Herremans was placed on the Active/Physically Unable to Perform list at the beginning of training camp on July 26, 2010. He was activated on August 15. The second touchdown of his career came on the road against the Dallas Cowboys on December 12, 2010; he entered a third-and-goal formation as an eligible receiver and caught a two-yard touchdown pass from Philadelphia quarterback Michael Vick.

Herremans was moved to right offensive tackle on August 27, 2011, for the 2011 season due to injuries to incumbent starter Winston Justice and newly signed player Ryan Harris. Herremans started in all 16 games for the Eagles in 2011.

Herremans was signed to a three-year contract extension on March 13, 2012, putting him under contract through the 2016 season. In week 9 of the 2012 season, Herremans suffered a dislocated bone and ligament damage in his right foot, and was placed on injured reserve, ending his season.

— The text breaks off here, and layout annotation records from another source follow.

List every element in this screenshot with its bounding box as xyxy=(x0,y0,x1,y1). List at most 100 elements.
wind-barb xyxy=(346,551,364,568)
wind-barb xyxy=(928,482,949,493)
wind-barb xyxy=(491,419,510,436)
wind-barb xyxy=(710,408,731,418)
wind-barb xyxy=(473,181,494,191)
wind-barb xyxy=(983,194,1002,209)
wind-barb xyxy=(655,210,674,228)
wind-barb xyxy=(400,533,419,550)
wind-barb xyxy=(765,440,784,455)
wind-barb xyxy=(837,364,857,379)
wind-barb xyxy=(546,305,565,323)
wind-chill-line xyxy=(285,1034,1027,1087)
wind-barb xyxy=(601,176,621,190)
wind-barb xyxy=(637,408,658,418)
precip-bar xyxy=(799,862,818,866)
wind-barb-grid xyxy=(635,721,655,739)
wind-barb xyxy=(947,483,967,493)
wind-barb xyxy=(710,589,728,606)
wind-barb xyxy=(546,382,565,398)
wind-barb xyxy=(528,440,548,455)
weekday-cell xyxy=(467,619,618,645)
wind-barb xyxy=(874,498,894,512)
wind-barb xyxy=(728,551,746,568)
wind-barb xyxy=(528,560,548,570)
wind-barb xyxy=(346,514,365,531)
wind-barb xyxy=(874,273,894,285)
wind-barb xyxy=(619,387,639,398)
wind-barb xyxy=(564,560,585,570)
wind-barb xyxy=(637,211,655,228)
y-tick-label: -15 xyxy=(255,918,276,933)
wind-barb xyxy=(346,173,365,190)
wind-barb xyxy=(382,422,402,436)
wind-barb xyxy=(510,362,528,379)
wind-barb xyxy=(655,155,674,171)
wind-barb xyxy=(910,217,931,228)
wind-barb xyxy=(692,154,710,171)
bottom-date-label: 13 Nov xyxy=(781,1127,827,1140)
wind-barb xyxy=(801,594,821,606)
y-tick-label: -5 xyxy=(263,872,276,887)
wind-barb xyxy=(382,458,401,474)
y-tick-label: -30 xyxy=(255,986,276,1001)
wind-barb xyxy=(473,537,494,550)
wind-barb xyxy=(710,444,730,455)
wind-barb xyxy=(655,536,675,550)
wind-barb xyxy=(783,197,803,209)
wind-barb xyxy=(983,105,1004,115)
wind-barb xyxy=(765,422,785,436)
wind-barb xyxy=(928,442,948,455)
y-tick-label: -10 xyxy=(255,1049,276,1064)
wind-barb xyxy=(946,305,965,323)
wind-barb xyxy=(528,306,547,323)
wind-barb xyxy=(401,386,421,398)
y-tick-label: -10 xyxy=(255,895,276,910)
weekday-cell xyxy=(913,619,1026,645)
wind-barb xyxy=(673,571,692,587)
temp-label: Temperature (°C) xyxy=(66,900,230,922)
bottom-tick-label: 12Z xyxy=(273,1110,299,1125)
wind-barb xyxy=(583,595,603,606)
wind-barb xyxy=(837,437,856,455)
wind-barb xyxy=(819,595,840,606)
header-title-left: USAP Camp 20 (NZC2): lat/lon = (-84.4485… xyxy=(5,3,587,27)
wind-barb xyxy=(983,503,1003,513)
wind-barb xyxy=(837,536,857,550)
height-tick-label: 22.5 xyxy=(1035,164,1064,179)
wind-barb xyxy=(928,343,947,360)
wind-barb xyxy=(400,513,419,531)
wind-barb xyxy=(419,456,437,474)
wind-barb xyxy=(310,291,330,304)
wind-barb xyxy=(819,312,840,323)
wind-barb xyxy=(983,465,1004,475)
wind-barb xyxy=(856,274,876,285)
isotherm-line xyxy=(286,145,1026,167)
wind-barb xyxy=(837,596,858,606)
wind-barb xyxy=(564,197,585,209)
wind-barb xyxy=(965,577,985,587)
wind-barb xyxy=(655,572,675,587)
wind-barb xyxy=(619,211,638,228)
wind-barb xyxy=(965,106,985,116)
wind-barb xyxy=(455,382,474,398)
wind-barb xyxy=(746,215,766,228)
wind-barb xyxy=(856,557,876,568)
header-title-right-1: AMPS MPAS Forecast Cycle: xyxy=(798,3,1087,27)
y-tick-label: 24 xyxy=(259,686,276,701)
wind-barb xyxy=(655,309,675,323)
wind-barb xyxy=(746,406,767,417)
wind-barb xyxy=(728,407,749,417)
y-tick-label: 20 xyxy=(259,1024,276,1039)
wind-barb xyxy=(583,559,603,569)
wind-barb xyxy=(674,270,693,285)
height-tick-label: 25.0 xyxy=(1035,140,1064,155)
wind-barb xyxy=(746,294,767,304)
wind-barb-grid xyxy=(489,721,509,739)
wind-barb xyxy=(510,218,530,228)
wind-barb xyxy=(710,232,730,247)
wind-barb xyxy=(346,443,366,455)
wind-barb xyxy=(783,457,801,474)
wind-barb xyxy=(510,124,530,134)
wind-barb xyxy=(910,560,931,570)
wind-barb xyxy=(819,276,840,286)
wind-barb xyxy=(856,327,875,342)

Herremans was released by the Eagles on February 26, 2015. His 124 career starts over the course of 10 seasons ranked him sixth all-time among Eagles' offensive lineman. His two touchdown receptions as an offensive lineman ranked him first.

===Indianapolis Colts===
On March 8, 2015, Herremans signed a contract with the Indianapolis Colts. Herremans started the first two games, but was benched by the Colts after an 0–2 start. He was waived on December 15, 2015.

==Medical cannabis advocacy==

Herremans is an advocate for the medical use of cannabis, which he says can help reduce addiction to opioids among NFL players. Herremans says he found cannabis to be an effective pain reliever while playing in the NFL, prior to failing a drug test and discontinuing its use during his second season. Herremans is a member of Athletes for Care, a group that advocates for athletes on various issues of health and safety including the use of cannabis as medicine.